KGEx: Explaining Knowledge Graph Embeddings via Subgraph Sampling and Knowledge Distillation

Vasileios Baltatzis,Luca Costabello
2023-10-02
Abstract:Despite being the go-to choice for link prediction on knowledge graphs, research on interpretability of knowledge graph embeddings (KGE) has been relatively unexplored. We present KGEx, a novel post-hoc method that explains individual link predictions by drawing inspiration from surrogate models research. Given a target triple to predict, KGEx trains surrogate KGE models that we use to identify important training triples. To gauge the impact of a training triple, we sample random portions of the target triple neighborhood and we train multiple surrogate KGE models on each of them. To ensure faithfulness, each surrogate is trained by distilling knowledge from the original KGE model. We then assess how well surrogates predict the target triple being explained, the intuition being that those leading to faithful predictions have been trained on impactful neighborhood samples. Under this assumption, we then harvest triples that appear frequently across impactful neighborhoods. We conduct extensive experiments on two publicly available datasets, to demonstrate that KGEx is capable of providing explanations faithful to the black-box model.
Artificial Intelligence
What problem does this paper attempt to address?

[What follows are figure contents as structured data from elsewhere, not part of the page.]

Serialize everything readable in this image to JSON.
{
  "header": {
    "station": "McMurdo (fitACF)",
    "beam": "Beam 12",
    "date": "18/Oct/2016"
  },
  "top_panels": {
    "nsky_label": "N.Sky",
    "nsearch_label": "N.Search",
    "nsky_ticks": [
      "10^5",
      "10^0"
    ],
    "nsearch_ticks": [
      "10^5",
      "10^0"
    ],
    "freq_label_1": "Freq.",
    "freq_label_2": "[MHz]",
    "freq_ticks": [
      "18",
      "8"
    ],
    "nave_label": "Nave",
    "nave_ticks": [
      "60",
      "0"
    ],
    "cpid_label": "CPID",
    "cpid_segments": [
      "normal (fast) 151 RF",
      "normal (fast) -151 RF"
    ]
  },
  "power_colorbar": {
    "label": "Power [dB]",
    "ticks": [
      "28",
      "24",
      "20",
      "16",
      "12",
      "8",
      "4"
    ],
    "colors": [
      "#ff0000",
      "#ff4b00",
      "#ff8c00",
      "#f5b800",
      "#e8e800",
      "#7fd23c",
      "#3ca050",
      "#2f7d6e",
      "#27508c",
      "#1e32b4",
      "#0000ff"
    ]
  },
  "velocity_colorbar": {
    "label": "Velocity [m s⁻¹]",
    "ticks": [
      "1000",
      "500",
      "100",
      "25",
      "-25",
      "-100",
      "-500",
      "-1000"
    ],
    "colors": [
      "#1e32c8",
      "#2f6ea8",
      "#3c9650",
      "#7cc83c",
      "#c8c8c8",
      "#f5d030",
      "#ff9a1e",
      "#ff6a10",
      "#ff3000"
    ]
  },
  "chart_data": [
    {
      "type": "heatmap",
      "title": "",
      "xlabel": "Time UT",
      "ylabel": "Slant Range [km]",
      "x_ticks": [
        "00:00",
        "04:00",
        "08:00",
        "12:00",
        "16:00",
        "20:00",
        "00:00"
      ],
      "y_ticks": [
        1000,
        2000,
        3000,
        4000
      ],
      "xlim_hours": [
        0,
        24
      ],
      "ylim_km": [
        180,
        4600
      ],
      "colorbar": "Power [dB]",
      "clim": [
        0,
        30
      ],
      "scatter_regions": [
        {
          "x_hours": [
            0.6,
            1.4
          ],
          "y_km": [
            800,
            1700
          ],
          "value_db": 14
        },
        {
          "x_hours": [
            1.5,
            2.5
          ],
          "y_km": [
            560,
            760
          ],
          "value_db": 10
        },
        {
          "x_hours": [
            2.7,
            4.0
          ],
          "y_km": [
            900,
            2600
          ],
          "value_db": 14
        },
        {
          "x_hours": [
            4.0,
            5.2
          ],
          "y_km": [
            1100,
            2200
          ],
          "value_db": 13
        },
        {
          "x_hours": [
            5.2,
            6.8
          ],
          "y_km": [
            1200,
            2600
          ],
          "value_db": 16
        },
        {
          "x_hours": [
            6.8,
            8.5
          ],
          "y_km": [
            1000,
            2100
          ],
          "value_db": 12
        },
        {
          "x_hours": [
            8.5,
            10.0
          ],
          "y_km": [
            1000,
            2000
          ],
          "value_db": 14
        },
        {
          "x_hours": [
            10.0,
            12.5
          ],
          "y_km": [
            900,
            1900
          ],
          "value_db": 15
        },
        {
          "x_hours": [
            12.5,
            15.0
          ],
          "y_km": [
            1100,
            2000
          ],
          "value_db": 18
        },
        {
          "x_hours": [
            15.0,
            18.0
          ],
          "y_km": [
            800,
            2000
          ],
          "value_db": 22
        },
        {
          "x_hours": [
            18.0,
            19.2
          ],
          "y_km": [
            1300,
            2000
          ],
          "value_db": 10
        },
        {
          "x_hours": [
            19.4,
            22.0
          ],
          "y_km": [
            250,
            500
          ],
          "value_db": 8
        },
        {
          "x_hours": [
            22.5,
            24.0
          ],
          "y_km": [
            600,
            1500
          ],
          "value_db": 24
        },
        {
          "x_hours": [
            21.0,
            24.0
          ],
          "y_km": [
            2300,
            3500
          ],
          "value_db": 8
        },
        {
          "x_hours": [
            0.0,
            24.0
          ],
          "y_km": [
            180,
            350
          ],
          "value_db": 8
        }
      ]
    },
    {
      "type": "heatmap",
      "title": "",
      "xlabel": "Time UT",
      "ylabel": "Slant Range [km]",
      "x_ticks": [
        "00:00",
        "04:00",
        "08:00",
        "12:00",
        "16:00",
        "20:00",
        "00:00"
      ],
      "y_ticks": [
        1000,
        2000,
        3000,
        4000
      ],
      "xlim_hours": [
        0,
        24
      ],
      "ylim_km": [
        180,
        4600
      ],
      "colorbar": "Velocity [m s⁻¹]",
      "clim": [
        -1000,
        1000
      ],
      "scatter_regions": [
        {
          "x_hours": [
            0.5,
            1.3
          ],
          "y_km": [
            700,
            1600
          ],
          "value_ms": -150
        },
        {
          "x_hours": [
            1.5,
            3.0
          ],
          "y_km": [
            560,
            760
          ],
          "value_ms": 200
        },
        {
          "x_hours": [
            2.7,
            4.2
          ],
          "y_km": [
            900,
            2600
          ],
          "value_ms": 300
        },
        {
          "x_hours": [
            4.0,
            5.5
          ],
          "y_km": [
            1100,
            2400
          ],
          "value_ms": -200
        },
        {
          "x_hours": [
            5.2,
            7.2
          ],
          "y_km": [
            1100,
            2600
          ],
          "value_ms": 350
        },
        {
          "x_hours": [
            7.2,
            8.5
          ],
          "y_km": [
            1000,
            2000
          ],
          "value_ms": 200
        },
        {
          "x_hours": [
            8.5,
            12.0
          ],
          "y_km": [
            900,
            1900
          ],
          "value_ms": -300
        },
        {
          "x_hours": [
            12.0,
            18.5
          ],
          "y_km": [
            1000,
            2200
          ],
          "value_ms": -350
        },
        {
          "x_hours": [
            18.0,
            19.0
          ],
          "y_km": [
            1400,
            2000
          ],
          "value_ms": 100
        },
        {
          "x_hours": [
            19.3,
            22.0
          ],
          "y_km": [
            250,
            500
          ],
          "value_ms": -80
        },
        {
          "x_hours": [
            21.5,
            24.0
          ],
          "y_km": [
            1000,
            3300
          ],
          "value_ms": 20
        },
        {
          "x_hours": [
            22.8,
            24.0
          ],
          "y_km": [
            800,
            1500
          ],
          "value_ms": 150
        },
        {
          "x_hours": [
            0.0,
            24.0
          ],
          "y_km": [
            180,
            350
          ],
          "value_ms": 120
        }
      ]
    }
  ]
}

The problem that this paper attempts to solve is the lack of interpretability in Knowledge Graph Embeddings (KGE) models when predicting links. Although KGE models perform excellently in link prediction tasks, their black - box nature leads to poor interpretability of the models, which affects user trust, troubleshooting, and compliance. Therefore, this paper proposes KGEx, a posterior local explanation subsystem for KGE models, aiming to provide faithful and interpretable results for individual link predictions through sub - graph sampling and knowledge distillation techniques. Specifically, the main contributions of KGEx include: 1. **Proposing a new posterior explanation method**: Training proxy KGE models to identify training triples that have a significant impact on the target link prediction. 2. **Utilizing sub - graph sampling techniques**: Sampling sub - graphs from the original knowledge graph to limit the possible search space for explanations while maintaining fidelity to the target link prediction. 3. **Applying knowledge distillation**: By distilling knowledge from pre - trained KGE models (teacher models), ensuring that the training process of each proxy model (student model) can be faithful to the original model. 4. **Evaluating through the Monte Carlo process**: Repeatedly training multiple proxy models and ranking the training triples according to their contributions to the target link prediction, thereby generating the final list of explanations. Through these techniques, KGEx can improve the interpretability of KGE models without sacrificing prediction performance, making them more suitable for practical application scenarios.